‘Bittersweet’ last show for senior theater students

There were many hugs and congratulations given out after the opening night showing of "The Bald Soprano" Friday evening in the Black Box Theater.
Many of the theater students involved had just one word to describe the feelings they had after working on their last show as a class – "bittersweet."
While many said they were happy to work with their friends, they also feel bad that this is possibly the last time many will work with each other.
"It’s a little bittersweet, but it was really exciting," said Loren Spencer, costume designer for the play.
Other than two students who helped out behind the scenes with technical equipment, the entire show was done by senior theater students.
"I think it went really well," said Meghan Hakey, who played Mary, the maid, and was the director of the play.
She said it was the first time the seniors have all worked together on their own production without any input from the theater department.
"It was a great bonding experience … It was nice to know it was all of our own decisions," said Mike Mitrano, who was the play’s stage manager and sound designer.
Though the play was done without any input from the theater department, the department does select which play the students perform. The play the students have to perform is also selected by the department based on three options chosen by the students.
Harry McEnerny, the chair of the theater department, was very impressed with the play.
"It’s wonderful, just wonderful. I couldn’t be any happier," he said.
The play is part of a genre referred to by many who worked on it as "absurdism."
McEnerny said the reason the play was chosen over the other two possible options was because of how difficult it is to perform.
"It’s got to be challenging or else they won’t grow," said McEnerny.
Martin Esslin, in his essay called "Absurd Drama," defines many of the characteristics of absurd theater or an absurd play.
"Narrative or discursive thought proceeds in a dialectical manner and must lead to a result or final message; it is therefore dynamic and moves along a definite line of development. Poetry is above all concerned to convey its central idea, or atmosphere, or mode of being; it is essentially static."
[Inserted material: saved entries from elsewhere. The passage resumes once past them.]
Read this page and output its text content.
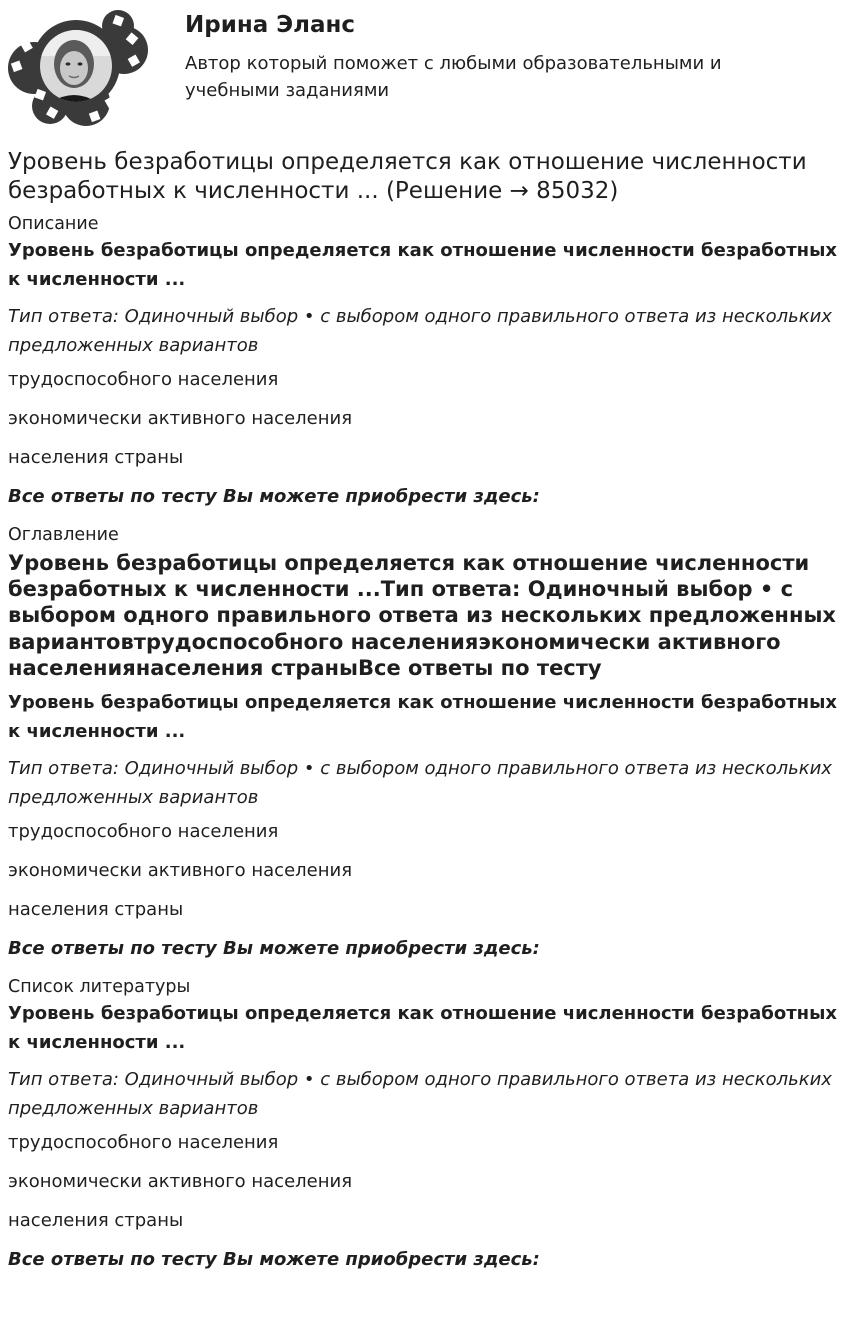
Ирина Эланс

Автор который поможет с любыми образовательными и учебными заданиями

Уровень безработицы определяется как отношение численности безработных к численности ... (Решение → 85032)

Описание

Уровень безработицы определяется как отношение численности безработных к численности ...

Тип ответа: Одиночный выбор • с выбором одного правильного ответа из нескольких предложенных вариантов

трудоспособного населения

экономически активного населения

населения страны

Все ответы по тесту Вы можете приобрести здесь:

Оглавление

Уровень безработицы определяется как отношение численности безработных к численности ...Тип ответа: Одиночный выбор • с выбором одного правильного ответа из нескольких предложенных вариантовтрудоспособного населенияэкономически активного населениянаселения страныВсе ответы по тесту

Уровень безработицы определяется как отношение численности безработных к численности ...

Тип ответа: Одиночный выбор • с выбором одного правильного ответа из нескольких предложенных вариантов

трудоспособного населения

экономически активного населения

населения страны

Все ответы по тесту Вы можете приобрести здесь:

Список литературы

Уровень безработицы определяется как отношение численности безработных к численности ...

Тип ответа: Одиночный выбор • с выбором одного правильного ответа из нескольких предложенных вариантов

трудоспособного населения

экономически активного населения

населения страны

Все ответы по тесту Вы можете приобрести здесь:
That is nowhere more evident than near the end of the play, when four of the characters in the play, Mr. and Mrs. Smith and Mr. and Mrs. Miller begin to have a heated conversation with each other. It starts out with words known to anyone familiar with the English language before finally shifting over to foreign words, letters and then just incoherent sounds.
As McEnerny said himself, someone watching that scene is not supposed to pay attention to what they are saying to each other, but actually focus on how each of them react to each other based on their emotions when speaking their lines and talking.
The difficulty in performing the play was not lost on those in the audience.
"I enjoyed it, it was well done … Absurdism is hard for anyone," said Castleton student Eric Monzel.
Of all the seniors involved in the production, only three are coming back for Castleton’s new theater arts graduate program starting in the fall including Hakey, Max Walker and Robert Valenti.
Both Chelsea Smith and Hakey said many emotions were going around the Black Box Theater as the group looked back at what they have done over the years. Smith said everyone was "a little sappy" before the play when they were all in the dressing room.
"It’s sad to be leaving school, to leave this group," said Mitrano.